With her warped financial priorities, Suleman fits right in with the militant moochers at the Association of Community Organizations for Reform Now. As I reported last week, ACORN launched a lawless "civil disobedience" campaign across the country to demand their housing entitlement rights. With this well-oiled propaganda campaign buoying his efforts, President Obama used his State of the Nation address last night to advance his push for a massive government home foreclosure plan that will help "responsible homeowners avoid foreclosure."
But a closer look at ACORN's sob stories shows that the prototypical foreclosure "victims" don't deserve an ounce of sympathy -- or a cent of our money.
Earlier this week, ACORN activists broke into a foreclosed home in Baltimore. With a mob cheering and camera crew taping, Baltimore ACORN leader Louis Beverly busted a padlock and jimmied the door open at 315 South Ellwood Ave. The home once belonged to restaurant worker Donna Hanks, who assailed her evil bank for raising her mortgage by $300 and leaving her on the street. "This is our house now," Beverly declared with Hanks by his side at the break-in.
What ACORN didn't tell you: Hanks' house was sold in June 2008 for $192,000. She bought the two-story home in the summer of 2001 for $87,000. At some point during the next five years, she refinanced the original home loan for $270,000. Where did all that money go? (Hint: Think house-sized ATM.)

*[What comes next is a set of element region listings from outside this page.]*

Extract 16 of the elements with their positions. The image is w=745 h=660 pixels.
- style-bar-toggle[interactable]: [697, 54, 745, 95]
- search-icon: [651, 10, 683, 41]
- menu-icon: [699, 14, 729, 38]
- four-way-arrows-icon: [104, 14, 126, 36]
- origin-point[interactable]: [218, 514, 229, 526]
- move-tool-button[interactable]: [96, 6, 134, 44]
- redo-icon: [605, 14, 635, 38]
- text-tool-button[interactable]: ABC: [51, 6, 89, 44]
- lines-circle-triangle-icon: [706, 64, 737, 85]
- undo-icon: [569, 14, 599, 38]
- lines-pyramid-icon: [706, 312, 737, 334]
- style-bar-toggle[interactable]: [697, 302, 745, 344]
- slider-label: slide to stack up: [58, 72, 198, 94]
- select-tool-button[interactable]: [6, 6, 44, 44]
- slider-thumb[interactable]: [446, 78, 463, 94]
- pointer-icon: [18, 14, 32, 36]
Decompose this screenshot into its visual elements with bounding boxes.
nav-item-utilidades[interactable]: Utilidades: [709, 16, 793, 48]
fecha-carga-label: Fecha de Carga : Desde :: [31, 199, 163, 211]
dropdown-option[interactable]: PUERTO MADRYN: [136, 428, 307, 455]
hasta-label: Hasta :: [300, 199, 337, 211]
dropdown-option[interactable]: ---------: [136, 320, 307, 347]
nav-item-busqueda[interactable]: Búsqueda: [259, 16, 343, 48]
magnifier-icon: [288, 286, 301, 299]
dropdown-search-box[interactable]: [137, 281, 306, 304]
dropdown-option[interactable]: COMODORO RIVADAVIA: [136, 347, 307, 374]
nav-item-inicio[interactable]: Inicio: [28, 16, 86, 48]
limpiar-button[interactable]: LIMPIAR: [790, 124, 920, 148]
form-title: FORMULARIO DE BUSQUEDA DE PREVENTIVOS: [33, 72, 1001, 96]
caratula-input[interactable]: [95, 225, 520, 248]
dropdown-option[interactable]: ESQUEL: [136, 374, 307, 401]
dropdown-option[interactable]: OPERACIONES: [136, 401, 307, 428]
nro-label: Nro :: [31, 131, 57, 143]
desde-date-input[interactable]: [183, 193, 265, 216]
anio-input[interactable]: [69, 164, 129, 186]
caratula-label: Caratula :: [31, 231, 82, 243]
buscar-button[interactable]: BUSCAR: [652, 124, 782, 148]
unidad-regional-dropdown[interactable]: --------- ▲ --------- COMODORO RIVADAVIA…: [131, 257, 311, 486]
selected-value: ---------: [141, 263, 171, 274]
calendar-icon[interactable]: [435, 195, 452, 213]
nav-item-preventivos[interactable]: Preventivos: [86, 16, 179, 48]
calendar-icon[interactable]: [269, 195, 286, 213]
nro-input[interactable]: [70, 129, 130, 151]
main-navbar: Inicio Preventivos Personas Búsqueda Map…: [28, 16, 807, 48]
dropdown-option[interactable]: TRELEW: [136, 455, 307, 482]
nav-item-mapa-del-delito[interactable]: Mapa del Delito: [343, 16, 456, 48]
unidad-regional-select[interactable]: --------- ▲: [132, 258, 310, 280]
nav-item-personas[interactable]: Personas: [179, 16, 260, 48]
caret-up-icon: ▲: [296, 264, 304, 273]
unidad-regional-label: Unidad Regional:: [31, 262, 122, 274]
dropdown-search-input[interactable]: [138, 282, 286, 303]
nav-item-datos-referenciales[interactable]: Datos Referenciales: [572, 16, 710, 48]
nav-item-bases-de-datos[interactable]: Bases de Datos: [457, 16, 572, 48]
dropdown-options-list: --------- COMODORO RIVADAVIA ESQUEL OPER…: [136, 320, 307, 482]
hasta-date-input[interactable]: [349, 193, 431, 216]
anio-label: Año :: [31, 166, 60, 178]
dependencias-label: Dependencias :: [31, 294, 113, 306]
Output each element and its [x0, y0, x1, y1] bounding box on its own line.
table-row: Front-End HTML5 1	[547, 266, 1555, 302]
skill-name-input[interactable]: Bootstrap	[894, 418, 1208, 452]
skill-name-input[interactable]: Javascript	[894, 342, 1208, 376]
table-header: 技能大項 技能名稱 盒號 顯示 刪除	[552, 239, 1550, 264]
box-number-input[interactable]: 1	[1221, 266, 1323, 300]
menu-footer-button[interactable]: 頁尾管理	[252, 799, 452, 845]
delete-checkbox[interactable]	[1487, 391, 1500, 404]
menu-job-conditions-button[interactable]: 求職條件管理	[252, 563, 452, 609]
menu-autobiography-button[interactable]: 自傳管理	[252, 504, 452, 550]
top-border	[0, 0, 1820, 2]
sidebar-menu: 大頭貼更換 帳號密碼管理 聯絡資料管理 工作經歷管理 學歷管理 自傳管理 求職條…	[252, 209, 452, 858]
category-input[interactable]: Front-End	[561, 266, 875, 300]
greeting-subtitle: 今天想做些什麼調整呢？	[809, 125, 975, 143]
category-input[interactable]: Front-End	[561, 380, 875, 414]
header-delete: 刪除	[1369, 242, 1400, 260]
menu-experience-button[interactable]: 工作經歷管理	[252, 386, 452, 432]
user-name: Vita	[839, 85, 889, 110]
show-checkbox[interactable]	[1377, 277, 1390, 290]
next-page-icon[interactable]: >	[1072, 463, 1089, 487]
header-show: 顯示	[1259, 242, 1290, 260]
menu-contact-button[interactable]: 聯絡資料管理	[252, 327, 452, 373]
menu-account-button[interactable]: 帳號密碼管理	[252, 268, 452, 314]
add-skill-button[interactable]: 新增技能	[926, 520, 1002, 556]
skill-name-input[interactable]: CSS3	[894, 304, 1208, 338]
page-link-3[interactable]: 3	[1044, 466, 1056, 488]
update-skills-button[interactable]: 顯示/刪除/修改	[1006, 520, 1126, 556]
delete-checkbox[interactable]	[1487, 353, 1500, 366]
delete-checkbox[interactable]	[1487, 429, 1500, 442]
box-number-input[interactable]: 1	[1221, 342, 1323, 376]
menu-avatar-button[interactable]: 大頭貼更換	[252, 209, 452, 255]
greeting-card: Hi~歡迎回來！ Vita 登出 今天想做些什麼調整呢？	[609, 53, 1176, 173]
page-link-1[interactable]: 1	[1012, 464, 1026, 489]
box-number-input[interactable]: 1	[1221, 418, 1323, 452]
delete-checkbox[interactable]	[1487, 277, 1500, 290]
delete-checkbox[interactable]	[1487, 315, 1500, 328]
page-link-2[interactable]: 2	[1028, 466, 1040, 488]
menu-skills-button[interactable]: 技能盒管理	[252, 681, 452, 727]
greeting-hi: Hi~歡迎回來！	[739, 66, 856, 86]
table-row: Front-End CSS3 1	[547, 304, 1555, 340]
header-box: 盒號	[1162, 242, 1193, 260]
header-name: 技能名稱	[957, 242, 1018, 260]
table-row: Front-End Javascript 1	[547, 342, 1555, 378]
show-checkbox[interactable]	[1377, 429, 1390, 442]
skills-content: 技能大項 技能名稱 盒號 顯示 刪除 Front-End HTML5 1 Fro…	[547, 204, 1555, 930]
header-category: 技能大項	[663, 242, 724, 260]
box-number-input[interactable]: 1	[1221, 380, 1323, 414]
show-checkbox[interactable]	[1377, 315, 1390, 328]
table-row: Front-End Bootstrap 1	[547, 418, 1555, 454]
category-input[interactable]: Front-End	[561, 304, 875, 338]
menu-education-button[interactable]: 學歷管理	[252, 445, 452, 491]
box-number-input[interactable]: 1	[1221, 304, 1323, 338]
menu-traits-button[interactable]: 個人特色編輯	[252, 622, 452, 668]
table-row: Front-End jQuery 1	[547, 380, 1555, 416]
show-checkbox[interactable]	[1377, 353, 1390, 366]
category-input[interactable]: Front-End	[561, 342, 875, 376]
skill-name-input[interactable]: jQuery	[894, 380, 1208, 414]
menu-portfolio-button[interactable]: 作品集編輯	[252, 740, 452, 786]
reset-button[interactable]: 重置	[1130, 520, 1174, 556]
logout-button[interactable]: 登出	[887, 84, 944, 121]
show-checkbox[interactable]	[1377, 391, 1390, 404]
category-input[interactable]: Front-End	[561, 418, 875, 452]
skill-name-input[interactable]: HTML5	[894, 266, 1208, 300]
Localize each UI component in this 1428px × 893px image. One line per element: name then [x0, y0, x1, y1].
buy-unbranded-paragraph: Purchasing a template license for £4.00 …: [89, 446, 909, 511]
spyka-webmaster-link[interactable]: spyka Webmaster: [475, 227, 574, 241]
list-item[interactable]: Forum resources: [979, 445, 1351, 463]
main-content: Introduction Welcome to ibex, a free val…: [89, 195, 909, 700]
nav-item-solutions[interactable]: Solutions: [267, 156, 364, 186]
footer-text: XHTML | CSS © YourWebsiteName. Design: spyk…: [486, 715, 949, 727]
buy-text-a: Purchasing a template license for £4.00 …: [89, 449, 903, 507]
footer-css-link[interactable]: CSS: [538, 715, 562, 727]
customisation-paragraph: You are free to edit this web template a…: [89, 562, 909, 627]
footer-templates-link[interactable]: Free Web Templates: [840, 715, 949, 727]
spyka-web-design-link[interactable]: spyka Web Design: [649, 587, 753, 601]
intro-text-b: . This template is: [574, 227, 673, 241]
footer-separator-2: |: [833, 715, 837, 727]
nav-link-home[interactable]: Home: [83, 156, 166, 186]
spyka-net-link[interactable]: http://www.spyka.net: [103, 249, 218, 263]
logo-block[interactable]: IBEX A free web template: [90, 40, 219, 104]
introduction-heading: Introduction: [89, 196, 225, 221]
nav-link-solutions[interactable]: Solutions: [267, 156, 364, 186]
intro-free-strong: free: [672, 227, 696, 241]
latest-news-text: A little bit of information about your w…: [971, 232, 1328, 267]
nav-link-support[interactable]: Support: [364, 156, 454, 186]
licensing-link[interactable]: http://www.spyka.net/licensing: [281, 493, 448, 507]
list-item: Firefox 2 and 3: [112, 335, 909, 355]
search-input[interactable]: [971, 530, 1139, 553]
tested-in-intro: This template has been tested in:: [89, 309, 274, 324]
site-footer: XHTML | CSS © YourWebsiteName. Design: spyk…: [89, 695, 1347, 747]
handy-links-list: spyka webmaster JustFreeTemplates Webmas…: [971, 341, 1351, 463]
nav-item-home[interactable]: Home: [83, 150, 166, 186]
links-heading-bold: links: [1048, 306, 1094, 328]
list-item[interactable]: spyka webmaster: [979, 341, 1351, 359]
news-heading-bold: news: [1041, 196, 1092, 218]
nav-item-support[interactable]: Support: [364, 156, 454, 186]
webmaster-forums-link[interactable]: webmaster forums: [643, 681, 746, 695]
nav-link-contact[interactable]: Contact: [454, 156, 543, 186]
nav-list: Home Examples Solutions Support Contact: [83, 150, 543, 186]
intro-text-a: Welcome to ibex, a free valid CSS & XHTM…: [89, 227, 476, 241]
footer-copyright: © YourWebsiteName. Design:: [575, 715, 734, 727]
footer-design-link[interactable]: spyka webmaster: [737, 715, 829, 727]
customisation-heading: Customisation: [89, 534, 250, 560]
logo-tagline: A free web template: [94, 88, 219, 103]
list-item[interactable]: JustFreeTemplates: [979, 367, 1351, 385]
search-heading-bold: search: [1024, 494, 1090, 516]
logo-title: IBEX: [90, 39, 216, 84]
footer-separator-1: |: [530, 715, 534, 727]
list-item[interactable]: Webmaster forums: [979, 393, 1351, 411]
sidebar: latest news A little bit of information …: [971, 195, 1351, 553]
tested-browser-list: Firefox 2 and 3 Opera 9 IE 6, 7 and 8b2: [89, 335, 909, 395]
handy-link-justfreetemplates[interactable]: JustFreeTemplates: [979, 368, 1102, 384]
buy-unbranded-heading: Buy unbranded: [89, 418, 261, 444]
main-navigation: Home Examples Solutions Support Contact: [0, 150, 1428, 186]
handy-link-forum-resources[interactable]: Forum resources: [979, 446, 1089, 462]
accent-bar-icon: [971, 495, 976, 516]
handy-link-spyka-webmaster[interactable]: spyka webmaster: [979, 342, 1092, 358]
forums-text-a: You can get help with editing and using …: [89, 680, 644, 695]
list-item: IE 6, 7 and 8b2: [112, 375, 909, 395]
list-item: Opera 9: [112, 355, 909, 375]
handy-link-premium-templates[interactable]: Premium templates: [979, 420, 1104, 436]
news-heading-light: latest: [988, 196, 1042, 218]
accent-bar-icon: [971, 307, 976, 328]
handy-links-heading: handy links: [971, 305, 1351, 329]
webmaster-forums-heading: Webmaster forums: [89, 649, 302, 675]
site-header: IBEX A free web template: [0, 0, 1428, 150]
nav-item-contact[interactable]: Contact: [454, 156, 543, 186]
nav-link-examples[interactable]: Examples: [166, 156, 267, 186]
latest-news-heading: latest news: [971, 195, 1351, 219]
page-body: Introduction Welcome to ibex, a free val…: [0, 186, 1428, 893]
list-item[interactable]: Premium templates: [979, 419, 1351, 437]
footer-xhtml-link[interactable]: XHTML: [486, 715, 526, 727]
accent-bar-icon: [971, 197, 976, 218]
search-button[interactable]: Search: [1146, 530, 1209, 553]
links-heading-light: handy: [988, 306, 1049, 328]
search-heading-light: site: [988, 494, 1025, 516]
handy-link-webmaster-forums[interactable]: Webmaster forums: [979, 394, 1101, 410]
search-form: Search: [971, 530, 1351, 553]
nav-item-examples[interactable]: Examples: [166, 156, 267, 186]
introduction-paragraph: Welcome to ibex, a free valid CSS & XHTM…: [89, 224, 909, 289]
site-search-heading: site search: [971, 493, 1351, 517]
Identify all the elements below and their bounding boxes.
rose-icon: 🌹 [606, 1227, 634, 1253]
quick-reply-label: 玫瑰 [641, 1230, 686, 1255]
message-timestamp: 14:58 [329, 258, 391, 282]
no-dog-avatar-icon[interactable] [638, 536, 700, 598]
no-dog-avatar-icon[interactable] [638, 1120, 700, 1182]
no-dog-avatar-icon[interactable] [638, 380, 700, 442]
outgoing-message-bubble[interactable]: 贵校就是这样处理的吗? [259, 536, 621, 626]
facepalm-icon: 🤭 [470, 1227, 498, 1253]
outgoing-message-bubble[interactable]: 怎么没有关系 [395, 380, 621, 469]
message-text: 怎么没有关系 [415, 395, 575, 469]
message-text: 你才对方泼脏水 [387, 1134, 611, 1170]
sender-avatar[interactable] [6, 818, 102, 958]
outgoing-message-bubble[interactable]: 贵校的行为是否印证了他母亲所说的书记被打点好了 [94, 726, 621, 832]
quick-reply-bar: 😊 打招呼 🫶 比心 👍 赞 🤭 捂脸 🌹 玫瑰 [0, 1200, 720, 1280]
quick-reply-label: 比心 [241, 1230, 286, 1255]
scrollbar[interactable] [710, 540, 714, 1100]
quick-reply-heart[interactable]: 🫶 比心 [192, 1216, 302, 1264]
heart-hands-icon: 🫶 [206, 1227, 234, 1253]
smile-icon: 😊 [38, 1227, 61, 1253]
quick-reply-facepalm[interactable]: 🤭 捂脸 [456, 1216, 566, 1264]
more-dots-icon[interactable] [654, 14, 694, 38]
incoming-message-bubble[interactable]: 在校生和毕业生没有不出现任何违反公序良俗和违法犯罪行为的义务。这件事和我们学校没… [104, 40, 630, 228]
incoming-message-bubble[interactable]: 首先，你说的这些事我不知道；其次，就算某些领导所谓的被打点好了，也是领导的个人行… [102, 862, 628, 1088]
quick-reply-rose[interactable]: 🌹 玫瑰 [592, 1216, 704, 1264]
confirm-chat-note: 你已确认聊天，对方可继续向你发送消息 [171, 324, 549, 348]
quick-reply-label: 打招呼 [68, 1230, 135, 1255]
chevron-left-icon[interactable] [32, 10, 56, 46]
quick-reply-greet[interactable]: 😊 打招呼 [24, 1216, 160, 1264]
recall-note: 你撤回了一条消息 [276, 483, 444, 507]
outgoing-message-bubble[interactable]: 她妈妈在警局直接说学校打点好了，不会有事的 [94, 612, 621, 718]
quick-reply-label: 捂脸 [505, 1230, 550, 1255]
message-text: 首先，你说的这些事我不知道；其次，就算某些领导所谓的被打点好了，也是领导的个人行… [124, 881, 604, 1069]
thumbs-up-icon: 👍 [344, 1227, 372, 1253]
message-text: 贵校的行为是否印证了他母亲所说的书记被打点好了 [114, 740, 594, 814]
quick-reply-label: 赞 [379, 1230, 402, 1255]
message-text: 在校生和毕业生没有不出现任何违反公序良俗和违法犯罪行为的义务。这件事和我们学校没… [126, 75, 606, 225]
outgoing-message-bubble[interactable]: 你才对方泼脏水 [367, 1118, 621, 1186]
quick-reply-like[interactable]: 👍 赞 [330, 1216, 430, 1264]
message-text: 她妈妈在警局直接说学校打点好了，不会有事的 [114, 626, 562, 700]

The property initially went into foreclosure proceedings in the spring of 2006. Hanks soon filed for bankruptcy and agreed to a Chapter 13 plan to pay back her bank and other creditors. In September 2006, the bankruptcy court ordered Hanks' employer to deduct $340/month from her salary to pay down the debt. Hanks did not comply with the legally binding plan. In December 2007, the loan servicer issued a notice of default on nearly $7,000 past due.